Prestiti coronavirus: cosa possono decidere le banche

24 Giugno 2020 | Autore:
Prestiti coronavirus: cosa possono decidere le banche

Gli istituti di credito hanno la facoltà di valutare se ci sono le condizioni per erogare i finanziamenti fino a 5mila o 30mila euro.

Viene giudicata positiva la risposta delle piccole e medie imprese alla possibilità di chiedere dei prestiti fino a 30mila euro per compensare i danni provocati dall’emergenza coronavirus: sono state quasi 700mila le domande presentate dalle banche al Fondo centrale di garanzia per ottenere queste misure valide fino al 31 dicembre 2020.

Sono proprio i prestiti fino a 30mila euro coperti fino al 100% con durata fino a 10 anni quelli più richiesti. Finanziamenti destinati a piccole e medie imprese, persone fisiche esercenti attività di impresa, arte o professione, associazioni professionali, società tra professionisti nonché di agenti e subagenti di assicurazione, subagenti e broker iscritti al Registro unico intermediari assicurativi. Il prestito garantito non può essere superiore alternativamente:

  • al doppio della spesa salariale annua del beneficiario per il 2019 o per l’ultimo anno disponibile;
  • al 25% del fatturato totale del beneficiario nel 2019, certificato dall’ultimo bilancio o dalla dichiarazione fiscale allegati alla domanda o da autocertificazione. Il finanziamento non deve prevedere la possibilità di iniziare il rimborso prima di 24 mesi dall’erogazione e va autocertificato il danno da Covid.

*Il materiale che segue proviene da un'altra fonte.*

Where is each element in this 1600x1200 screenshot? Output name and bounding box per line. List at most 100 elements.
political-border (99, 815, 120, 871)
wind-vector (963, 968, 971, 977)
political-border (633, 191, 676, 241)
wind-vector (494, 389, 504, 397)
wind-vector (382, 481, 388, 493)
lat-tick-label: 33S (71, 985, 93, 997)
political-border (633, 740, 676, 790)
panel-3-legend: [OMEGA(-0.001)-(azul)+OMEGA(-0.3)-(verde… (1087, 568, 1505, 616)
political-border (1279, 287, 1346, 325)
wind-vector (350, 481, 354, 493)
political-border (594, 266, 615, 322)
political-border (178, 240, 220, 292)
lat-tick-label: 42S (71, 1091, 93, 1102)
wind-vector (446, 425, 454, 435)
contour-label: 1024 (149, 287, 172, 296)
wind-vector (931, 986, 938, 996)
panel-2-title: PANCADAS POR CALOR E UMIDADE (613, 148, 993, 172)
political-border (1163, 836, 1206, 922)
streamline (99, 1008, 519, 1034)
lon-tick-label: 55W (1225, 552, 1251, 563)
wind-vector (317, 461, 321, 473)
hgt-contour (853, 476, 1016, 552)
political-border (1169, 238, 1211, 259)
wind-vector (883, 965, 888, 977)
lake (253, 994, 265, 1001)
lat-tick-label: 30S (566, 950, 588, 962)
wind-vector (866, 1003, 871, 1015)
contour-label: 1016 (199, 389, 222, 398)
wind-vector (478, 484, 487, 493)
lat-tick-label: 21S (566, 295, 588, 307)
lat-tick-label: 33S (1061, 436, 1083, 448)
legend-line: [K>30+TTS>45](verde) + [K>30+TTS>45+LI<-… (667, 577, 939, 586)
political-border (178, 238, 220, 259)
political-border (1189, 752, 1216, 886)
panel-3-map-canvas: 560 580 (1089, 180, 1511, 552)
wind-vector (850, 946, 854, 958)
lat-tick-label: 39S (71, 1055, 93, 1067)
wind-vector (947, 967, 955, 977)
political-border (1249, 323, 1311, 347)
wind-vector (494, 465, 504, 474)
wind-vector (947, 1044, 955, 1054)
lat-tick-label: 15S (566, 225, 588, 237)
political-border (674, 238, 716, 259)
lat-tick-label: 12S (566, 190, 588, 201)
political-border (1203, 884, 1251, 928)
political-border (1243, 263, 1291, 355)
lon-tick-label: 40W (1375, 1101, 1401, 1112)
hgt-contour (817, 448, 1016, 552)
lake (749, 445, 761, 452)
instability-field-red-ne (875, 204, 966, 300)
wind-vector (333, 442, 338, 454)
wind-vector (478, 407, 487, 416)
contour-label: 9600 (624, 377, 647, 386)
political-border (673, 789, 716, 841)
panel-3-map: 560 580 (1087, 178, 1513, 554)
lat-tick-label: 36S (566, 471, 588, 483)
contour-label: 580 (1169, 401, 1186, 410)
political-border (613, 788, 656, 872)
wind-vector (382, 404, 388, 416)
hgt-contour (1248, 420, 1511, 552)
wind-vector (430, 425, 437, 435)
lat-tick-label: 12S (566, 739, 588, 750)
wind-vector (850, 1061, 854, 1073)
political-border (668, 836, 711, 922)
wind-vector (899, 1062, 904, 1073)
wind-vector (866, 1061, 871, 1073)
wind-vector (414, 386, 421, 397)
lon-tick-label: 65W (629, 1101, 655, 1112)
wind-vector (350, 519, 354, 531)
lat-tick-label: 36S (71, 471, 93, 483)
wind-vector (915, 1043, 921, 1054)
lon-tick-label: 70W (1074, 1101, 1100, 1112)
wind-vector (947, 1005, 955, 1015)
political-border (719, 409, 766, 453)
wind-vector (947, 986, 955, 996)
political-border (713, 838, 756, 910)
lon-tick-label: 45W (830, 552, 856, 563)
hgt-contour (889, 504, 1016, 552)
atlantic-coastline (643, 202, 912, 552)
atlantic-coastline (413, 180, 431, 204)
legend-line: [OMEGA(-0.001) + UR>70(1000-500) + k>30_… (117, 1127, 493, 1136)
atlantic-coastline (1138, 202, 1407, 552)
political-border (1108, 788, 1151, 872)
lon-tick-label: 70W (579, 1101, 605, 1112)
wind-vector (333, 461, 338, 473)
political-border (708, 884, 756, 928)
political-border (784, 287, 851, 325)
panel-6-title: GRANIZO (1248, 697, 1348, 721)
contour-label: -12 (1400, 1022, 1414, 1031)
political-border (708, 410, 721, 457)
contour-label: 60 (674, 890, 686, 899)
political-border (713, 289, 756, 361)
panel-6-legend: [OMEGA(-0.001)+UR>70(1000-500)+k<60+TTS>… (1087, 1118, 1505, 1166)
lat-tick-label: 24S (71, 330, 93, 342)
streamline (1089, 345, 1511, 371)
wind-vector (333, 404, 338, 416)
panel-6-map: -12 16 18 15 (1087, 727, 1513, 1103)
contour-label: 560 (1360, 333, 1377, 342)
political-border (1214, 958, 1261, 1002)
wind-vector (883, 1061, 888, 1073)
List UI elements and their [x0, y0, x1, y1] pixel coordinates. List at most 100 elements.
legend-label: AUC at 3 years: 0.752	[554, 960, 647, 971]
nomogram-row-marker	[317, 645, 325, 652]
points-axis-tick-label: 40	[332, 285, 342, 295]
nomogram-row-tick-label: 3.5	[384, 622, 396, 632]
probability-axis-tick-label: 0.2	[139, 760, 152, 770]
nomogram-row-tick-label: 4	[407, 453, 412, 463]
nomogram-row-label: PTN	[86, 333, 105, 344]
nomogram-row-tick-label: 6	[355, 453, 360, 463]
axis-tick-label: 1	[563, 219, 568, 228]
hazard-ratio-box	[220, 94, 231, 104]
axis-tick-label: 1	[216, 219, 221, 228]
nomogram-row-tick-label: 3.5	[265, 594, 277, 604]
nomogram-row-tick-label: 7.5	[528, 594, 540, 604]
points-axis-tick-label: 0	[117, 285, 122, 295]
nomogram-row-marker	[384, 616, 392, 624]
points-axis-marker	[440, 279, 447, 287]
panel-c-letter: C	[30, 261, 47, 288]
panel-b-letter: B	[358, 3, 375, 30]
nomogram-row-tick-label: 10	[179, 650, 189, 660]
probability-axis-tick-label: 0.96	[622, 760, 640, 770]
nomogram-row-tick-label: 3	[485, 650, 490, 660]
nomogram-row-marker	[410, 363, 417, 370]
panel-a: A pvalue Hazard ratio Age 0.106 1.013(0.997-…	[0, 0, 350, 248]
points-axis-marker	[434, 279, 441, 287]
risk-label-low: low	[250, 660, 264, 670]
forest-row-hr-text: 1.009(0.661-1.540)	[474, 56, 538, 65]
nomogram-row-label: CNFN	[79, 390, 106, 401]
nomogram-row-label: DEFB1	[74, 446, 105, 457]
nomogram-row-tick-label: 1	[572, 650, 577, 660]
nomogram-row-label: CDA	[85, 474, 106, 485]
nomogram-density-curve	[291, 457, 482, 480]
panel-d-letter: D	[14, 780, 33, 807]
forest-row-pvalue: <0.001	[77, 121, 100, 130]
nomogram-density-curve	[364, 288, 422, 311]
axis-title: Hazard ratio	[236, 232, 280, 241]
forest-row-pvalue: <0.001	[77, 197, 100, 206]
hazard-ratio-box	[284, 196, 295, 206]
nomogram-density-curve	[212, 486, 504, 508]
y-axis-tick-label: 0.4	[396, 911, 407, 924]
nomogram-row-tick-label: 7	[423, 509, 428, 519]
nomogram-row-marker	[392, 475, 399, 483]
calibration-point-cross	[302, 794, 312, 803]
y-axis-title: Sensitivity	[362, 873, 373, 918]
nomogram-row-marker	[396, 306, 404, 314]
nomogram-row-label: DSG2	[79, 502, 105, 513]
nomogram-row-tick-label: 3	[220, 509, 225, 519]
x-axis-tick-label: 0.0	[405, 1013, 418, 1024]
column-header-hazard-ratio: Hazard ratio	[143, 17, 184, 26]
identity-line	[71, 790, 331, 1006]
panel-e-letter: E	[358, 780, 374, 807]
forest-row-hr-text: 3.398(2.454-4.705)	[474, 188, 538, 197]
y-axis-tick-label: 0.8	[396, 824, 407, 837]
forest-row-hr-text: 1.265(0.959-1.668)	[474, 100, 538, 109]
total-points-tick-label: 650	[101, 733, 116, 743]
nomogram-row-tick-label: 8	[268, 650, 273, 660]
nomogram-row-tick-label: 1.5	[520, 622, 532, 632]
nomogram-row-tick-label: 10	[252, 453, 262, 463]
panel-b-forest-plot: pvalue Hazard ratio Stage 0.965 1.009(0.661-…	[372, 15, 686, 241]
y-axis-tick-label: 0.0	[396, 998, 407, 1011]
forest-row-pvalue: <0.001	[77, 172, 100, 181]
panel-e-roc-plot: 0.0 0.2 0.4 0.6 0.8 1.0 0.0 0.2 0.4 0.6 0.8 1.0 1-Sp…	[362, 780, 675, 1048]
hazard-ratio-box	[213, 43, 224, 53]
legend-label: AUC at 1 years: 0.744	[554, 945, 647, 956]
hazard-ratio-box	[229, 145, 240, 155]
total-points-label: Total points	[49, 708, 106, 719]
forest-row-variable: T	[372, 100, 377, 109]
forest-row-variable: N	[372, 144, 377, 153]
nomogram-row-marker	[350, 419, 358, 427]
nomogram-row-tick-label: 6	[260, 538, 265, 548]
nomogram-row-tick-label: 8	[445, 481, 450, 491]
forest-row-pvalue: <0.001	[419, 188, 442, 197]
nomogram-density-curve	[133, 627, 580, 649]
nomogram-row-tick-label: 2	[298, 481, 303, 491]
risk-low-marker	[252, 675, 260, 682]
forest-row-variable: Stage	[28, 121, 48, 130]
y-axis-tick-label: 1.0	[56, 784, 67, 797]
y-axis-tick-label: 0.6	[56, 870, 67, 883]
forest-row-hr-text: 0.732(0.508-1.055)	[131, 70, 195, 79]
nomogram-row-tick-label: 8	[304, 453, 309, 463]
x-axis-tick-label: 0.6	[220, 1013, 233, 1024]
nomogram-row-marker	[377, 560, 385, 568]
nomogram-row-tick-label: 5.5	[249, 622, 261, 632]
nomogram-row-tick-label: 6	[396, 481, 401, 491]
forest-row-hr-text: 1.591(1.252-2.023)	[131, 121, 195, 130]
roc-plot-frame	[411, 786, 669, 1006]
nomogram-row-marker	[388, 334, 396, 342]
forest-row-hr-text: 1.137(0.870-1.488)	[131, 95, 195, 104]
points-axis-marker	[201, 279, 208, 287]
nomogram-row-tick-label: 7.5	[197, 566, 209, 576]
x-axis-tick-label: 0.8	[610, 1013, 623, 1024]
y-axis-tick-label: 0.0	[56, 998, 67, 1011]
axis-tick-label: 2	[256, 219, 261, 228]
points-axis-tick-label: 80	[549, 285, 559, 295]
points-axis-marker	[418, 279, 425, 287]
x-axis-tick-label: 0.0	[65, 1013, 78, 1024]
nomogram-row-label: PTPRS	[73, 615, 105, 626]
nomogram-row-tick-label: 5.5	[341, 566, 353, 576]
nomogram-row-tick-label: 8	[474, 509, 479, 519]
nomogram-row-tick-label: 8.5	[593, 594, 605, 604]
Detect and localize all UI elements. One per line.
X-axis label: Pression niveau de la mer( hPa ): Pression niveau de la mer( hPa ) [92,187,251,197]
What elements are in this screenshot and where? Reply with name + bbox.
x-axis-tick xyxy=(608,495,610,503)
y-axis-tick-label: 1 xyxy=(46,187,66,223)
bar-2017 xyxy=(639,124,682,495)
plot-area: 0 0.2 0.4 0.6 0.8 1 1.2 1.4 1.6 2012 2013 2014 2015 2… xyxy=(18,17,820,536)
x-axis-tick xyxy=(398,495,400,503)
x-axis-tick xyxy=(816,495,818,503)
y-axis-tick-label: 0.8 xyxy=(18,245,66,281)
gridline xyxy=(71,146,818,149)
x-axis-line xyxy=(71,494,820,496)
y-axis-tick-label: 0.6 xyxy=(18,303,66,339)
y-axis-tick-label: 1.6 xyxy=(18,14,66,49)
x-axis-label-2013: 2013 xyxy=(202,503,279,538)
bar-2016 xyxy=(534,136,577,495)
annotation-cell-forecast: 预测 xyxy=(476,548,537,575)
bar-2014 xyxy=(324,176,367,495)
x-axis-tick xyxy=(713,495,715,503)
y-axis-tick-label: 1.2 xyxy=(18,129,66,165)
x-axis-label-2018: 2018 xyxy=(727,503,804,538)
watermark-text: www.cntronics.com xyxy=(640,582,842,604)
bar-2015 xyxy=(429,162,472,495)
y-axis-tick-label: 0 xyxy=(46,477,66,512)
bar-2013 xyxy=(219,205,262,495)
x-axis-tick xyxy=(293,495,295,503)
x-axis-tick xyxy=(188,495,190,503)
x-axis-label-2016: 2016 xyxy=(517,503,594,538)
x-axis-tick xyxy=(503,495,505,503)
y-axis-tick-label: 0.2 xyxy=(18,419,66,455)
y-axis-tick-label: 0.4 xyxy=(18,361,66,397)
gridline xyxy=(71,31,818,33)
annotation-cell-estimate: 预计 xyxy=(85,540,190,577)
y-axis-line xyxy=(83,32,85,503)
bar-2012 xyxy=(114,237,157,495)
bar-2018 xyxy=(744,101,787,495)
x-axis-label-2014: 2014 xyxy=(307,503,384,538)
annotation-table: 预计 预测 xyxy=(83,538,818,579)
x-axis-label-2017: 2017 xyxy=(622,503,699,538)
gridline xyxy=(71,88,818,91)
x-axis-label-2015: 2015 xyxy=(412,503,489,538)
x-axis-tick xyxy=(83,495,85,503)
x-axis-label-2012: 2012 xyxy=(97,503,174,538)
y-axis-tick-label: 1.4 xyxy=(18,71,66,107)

In molti, però, si chiedono quale sia il potere delle banche sull’erogazione del prestito, cioè se gli istituti di credito possono respingere le richieste. Va detto che la concessione del finanziamento è a discrezione delle banche. Per la variabile relativa alle spese, nel caso in cui l’impresa abbia cominciato l’attività nel 2019, l’ammontare del prestito non può superare i costi salariali annui previsti per i primi due anni di attività. Ma nulla è stato stabilito sui ricavi, il che potrebbe penalizzare le imprese di nuova costituzione.

Si può chiedere più finanziamenti garantiti con copertura integrale, ma l’ammontare complessivo delle operazioni va calcolato con riferimento alla somma dei finanziamenti.

Le imprese con meno di 500 dipendenti possono avere – sempre gratuitamente – una garanzia fino al 90% per i finanziamenti fino a 5 milioni. Ai fini di questo limite, non vanno calcolati i dipendenti delle altre società del gruppo. Il finanziamento non deve avere durata superiore a 72 mesi. L’approvazione di queste garanzie da parte del Fondo è concessa senza valutazione del merito di credito ai fini della concessione della garanzia.